Use Let’s Encrypt to secure Linux servers for free

A SSL web certificate is a way to secure your website by encrypting the communication between you and the computer a server is running on and be (almost) sure that what you see was not modified. You see that a communication is encrypted when you have a “https://” at the beginning of a website.

As an example, my website is secured as you see in the URL.

Let’s Encrypt is a free certificate provider.

Why should you secure your site?

  • Because it’s free with Let’s Encrypt! It was very expensive a few years ago, but now you can get a good certificate for free.
  • Because your site looks more serious when running on https://
  • Because you care about your visitors.
  • Because it’s easy 🙂 setting a SSL certificate was really hard a few years ago.
  • Because you will get a higher ranking on Google and other search engines.

How to secure it if you are just paying a hosting provider?

If you don’t manage your domain (what most people do), many providers provide a let’s encrypt certificate for free with just a few clicks!

As an example

How to secure your domain if you have a VPS or dedicated server?

This tutorial will focus on debian / ubuntu using apache2.

The first step is to install a virtual host running on http (out of the scope of this article). You should be able to access your website using http://www.yourdomain.ch

You then need to install certbot and python3-certbot-apache.

apt-get install certbot python3-certbot-apache

You can then easily create a https version of your domain running.

sudo certbot -tvv --apache -m you@yourmail.com --redirect --hsts --uir --reinstall -d www.yourdomain.ch

If you have multiple alias of the same domain.

sudo certbot -tvv --apache -m you@yourmail.com --redirect --hsts --uir --reinstall -d www.yourdomain.ch -d yourdomain.ch

I highly suggest to keep different domains separated!
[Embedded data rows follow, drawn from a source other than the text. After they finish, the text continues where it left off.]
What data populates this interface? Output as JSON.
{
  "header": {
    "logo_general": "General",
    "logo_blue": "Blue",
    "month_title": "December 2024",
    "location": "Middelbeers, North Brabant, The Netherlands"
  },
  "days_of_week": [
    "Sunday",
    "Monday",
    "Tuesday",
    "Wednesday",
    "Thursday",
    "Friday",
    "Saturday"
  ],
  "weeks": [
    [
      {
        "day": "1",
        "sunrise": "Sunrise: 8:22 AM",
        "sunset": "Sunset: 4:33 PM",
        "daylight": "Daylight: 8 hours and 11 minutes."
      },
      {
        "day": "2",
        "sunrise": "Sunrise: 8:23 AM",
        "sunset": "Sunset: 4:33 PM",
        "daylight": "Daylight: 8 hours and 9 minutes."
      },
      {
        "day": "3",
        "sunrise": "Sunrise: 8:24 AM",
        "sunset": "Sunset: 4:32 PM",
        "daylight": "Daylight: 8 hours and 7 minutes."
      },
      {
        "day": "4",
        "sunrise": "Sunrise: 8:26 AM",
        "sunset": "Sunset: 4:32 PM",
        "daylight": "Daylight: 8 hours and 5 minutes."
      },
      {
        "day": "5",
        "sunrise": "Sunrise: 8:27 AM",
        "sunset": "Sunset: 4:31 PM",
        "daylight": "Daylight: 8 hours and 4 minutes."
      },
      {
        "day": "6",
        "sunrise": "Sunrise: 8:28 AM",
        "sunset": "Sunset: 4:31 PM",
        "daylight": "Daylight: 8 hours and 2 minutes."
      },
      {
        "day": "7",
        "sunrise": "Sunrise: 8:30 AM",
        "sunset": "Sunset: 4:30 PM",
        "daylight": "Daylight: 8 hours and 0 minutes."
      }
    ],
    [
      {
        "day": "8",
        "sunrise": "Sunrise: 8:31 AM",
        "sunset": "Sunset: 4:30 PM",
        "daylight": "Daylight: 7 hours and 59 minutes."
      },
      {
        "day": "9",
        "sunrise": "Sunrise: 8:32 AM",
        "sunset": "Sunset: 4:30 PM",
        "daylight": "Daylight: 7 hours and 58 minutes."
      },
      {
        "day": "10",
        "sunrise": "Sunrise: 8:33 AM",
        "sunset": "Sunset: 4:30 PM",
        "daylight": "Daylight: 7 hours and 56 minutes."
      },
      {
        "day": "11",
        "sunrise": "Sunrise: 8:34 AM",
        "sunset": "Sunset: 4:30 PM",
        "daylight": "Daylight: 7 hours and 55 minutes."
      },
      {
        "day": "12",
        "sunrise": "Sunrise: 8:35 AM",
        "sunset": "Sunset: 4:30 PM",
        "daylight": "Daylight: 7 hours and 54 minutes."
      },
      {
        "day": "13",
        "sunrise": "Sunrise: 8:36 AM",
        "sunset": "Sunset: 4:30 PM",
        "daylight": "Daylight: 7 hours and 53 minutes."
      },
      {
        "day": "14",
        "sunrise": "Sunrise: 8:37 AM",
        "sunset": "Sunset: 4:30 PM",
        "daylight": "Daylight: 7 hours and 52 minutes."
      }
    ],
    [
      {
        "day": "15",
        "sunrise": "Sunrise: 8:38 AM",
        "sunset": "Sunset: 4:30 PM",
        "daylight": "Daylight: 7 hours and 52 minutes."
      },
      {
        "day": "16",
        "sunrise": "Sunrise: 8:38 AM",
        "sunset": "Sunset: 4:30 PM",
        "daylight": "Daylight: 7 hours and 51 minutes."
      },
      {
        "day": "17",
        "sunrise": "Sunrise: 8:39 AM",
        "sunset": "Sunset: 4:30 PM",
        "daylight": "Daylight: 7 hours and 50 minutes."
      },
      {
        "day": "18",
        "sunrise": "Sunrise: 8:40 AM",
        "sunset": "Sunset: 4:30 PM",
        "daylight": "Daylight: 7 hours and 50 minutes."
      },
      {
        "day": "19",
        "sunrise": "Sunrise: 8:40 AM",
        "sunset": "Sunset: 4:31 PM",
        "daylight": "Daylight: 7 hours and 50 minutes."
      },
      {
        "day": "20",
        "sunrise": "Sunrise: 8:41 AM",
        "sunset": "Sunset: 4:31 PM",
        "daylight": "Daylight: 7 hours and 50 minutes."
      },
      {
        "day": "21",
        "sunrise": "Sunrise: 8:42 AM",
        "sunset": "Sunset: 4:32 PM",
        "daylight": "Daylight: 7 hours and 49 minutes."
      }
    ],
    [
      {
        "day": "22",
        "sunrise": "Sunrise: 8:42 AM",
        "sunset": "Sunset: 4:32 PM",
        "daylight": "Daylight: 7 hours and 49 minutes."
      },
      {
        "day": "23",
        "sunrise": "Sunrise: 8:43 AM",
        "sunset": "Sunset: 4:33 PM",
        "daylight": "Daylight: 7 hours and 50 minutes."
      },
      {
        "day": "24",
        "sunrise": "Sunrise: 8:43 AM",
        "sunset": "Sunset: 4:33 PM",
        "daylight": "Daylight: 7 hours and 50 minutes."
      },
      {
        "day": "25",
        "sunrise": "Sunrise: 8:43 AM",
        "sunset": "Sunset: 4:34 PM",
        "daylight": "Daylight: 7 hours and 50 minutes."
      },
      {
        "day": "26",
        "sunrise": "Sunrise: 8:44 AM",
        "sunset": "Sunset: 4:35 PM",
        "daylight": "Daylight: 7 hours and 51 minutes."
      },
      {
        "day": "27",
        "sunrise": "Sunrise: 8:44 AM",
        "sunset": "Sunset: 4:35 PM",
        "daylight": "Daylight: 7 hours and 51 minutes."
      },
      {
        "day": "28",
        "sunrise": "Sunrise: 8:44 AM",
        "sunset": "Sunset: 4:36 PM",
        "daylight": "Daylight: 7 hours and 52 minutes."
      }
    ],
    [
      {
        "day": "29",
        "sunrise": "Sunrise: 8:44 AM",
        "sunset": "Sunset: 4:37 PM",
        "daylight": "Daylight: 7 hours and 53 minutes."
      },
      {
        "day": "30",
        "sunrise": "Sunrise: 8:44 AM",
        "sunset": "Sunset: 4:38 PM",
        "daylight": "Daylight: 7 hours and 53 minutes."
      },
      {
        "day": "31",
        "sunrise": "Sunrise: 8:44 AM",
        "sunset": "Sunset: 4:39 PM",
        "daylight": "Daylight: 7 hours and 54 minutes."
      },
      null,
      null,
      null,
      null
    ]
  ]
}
Run the same command on all of them and don’t use alias for domains that have different purposes.

And restart apache using

sudo service apache2 restart

Now when you write http://www.yourdomain.ch, you should be automatically forwarded to https://www.yourdomain.ch

The certificate are only valid 3 months… but it’s a good thing 🙂 You need to have a script to renew the certificate automatically.

Test that the “renew command” is working correctly.

sudo certbot renew

You should see something like: Cert not yet due for renewal.

Add a cron to the user root and add a line to update the certificate. The certificate is updated only if needed!

sudo crontab -e
34 02 * * * (certbot renew; service apache2 restart) &>>/tmp/certbot.log

Now your certificate is (should) setup correctly, and you don’t have to care about it anymore.